DYNLL1 ubiquitinated and degraded by E3 ligase PRKN regulates cell cycle arrest and apoptosis in lung adenocarcinoma cells.

This study was intended to investigate the role of DYNLL1 in lung adenocarcinoma (LUAD) and reveal the relevant molecular mechanism. To this end, we manipulated the expression of DYNLL1 and PRKN with shRNA and/or overexpression to assess their effects on A549 cell phenotypes including cell proliferation, cycle arrest and apoptosis using CCK-8 assay, EdU staining, colony formation assay, flow cytometry, TUNEL and western blot. DYNLL1 is a carcinogenic factor in LUAD since it is highly expressed and DYNLL1 upregulation is associated with the low overall survival rate of LUAD patients. Silencing DYNLL1 inhibited the proliferation of LUAD cells while accelerating cell cycle arrest and apoptosis.

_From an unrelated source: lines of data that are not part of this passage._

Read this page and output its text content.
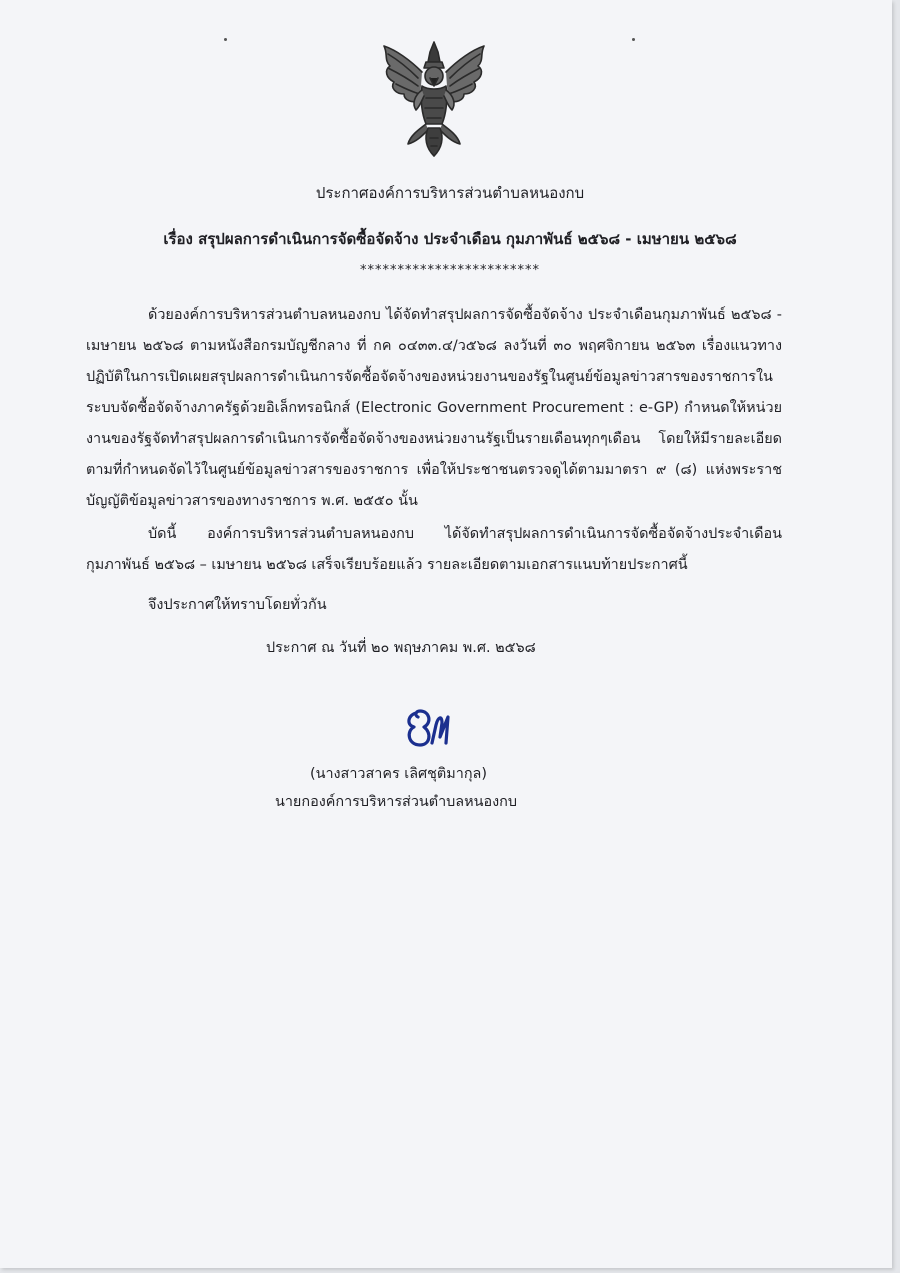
ประกาศองค์การบริหารส่วนตำบลหนองกบ
เรื่อง สรุปผลการดำเนินการจัดซื้อจัดจ้าง ประจำเดือน กุมภาพันธ์ ๒๕๖๘ - เมษายน ๒๕๖๘
************************

ด้วยองค์การบริหารส่วนตำบลหนองกบ ได้จัดทำสรุปผลการจัดซื้อจัดจ้าง ประจำเดือนกุมภาพันธ์ ๒๕๖๘ - เมษายน ๒๕๖๘ ตามหนังสือกรมบัญชีกลาง ที่ กค ๐๔๓๓.๔/ว๕๖๘ ลงวันที่ ๓๐ พฤศจิกายน ๒๕๖๓ เรื่องแนวทางปฏิบัติในการเปิดเผยสรุปผลการดำเนินการจัดซื้อจัดจ้างของหน่วยงานของรัฐในศูนย์ข้อมูลข่าวสารของราชการในระบบจัดซื้อจัดจ้างภาครัฐด้วยอิเล็กทรอนิกส์ (Electronic Government Procurement : e-GP) กำหนดให้หน่วยงานของรัฐจัดทำสรุปผลการดำเนินการจัดซื้อจัดจ้างของหน่วยงานรัฐเป็นรายเดือนทุกๆเดือน โดยให้มีรายละเอียดตามที่กำหนดจัดไว้ในศูนย์ข้อมูลข่าวสารของราชการ เพื่อให้ประชาชนตรวจดูได้ตามมาตรา ๙ (๘) แห่งพระราชบัญญัติข้อมูลข่าวสารของทางราชการ พ.ศ. ๒๕๕๐ นั้น

บัดนี้ องค์การบริหารส่วนตำบลหนองกบ ได้จัดทำสรุปผลการดำเนินการจัดซื้อจัดจ้างประจำเดือนกุมภาพันธ์ ๒๕๖๘ – เมษายน ๒๕๖๘ เสร็จเรียบร้อยแล้ว รายละเอียดตามเอกสารแนบท้ายประกาศนี้

จึงประกาศให้ทราบโดยทั่วกัน
ประกาศ ณ วันที่ ๒๐ พฤษภาคม พ.ศ. ๒๕๖๘
(นางสาวสาคร เลิศชุติมากุล)
นายกองค์การบริหารส่วนตำบลหนองกบ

The regulatory effects of silencing DYNLL1 were counteracted by PRKN deficiency, indicating a functional connection between DYNLL1 and PRKN, which could be attributed to the ubiquitination of DYNLL1 by PRKN. This study could help identify the role of DYNLL1 in LUAD pathogenies and develop reliable therapeutic targets for LUAD improvement.